Le mari de Simone Veil, Antoine Veil, très introduit dans les cercles centristes, avaient l'habitude de rencontrer les responsables centristes chez lui, à son domicile, au sein du Club Vauban (nom du lieu où les Veil habitaient). Son entremise a été capitale pour convaincre notamment l'ancien résistant et ancien ministre Eugène Claudius-Petit qui avait un grand pouvoir d'influence sur ses collègues centristes. Pour obtenir finalement son soutien, Simone Veil a modifié le texte en retirant l'obligation des médecins à faire une IVG avec une clause de conscience et en supprimant le remboursement de l'IVG par la sécurité sociale, mettant la gauche dans l'embarras mais permettant aux députés centristes de ne pas voter une loi qui encouragerait l'avortement. L'article 1er du texte réaffirme par ailleurs le respect du droit à la vie comme principe intangible.

La conclusion a été souriante pour Simone Veil puisque dans la nuit du 28 au 29 novembre 1974, à 3 heures 40 du matin, le projet de loi a été adopté en première lecture par 284 voix pour et 189 contre, sur 479 votants avec 6 abstentions (scrutin n°120).
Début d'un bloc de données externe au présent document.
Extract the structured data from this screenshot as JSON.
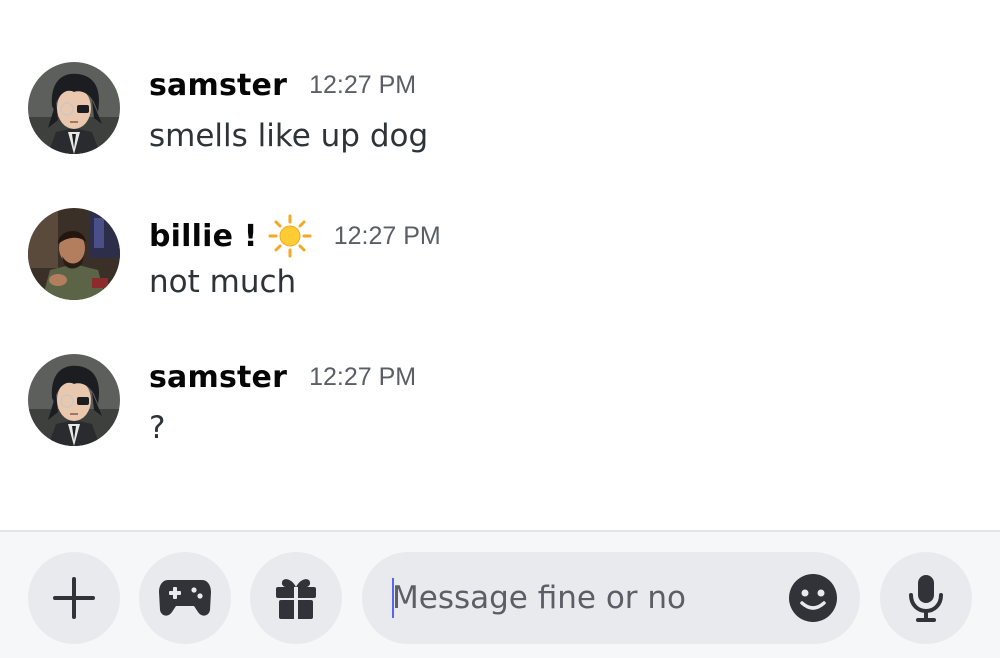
{
  "messages": [
    {
      "username": "samster",
      "timestamp": "12:27 PM",
      "text": "smells like up dog",
      "avatar": "anime-character-avatar",
      "badge": null
    },
    {
      "username": "billie !",
      "timestamp": "12:27 PM",
      "text": "not much",
      "avatar": "person-photo-avatar",
      "badge": "sun-emoji"
    },
    {
      "username": "samster",
      "timestamp": "12:27 PM",
      "text": "?",
      "avatar": "anime-character-avatar",
      "badge": null
    }
  ],
  "composer": {
    "placeholder": "Message fine or no",
    "value": "",
    "buttons": [
      "plus-icon",
      "gamepad-icon",
      "gift-icon",
      "emoji-icon",
      "microphone-icon"
    ]
  },
  "colors": {
    "background": "#ffffff",
    "composer_bg": "#f6f7f8",
    "button_bg": "#e9eaed",
    "icon": "#313338",
    "username": "#060607",
    "timestamp": "#5c5e66",
    "caret": "#5865f2"
  }
}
Parmi les pour : Paul Alduy, Pierre Bernard-Reymond, André Bettencourt, Jean-Jacques Beucler, Jean de Broglie, Aimé Césaire, Jacques Chaban-Delmas, André Chandernagor, Jean-Pierre Chevènement, Roger Chinaud, Eugène Claudius-Petit, Jean-Pierre Cot, Michel Crépeau, Gaston Defferre, André Delelis, Hubert Dubedout, Jacques Duhamel, André Duroméa, Robert Fabre, André Fanton, Maurice Faure, Georges Fillioud, Henri Fiszbin, Raymond Forni, Joseph Franceschi, Jean-Claude Gaudin, Yves Guéna, Robert Hersant, Pierre Joxe, Didier Julia, Pierre Juquin, André Labarrère, Paul Laurent, Jacques Legendre, Max Lejeune, Louis Le Pensec, Roland Leroy, Charles-Émile Loo, Philippe Madrelle, Georges Marchais, Jacques Marette, Pierre Mauroy, Louis Mermaz, Georges Mesmin, Louis Mexandeau, Hélène Missoffe, François Mitterrand, Guy Mollet, Lucien Neuwirth, Arthur Notebart, Bernard Pons, Jean Poperen, Jack Ralite, Marcel Rigout, Alain Savary, Jean-Jacques Servan-Schreiber, Jacques Soustelle, Pierre Sudreau, Alain Terrenoire, Alain Vivien, Robert-André Vivien et Adrien Zeller.
 


Parmi les contre : Pierre Bas, Pierre Baudis, Jacques Baumel, Pierre de Bénouville, Jacques Blanc, Robert Boulin, Loïc Bouvard, Claude Coulais, Jean-Marie Daillet, Marcel Dassault, Michel Debré, Jean Foyer, Emmanuel Hamel, Louis Joxe, Jean Kiffer, Claude Labbé, Joël Le Theule, Maurice Ligot, Christian de La Malène, Alain Mayoud, Jacques Médecin, Pierre Méhaignerie, Pierre Messmer, Maurice Papon, Jean Seitlinger et Jean Tiberi, etc. Se sont abstenus notamment Roland Nungesser et Gabriel Kaspereit.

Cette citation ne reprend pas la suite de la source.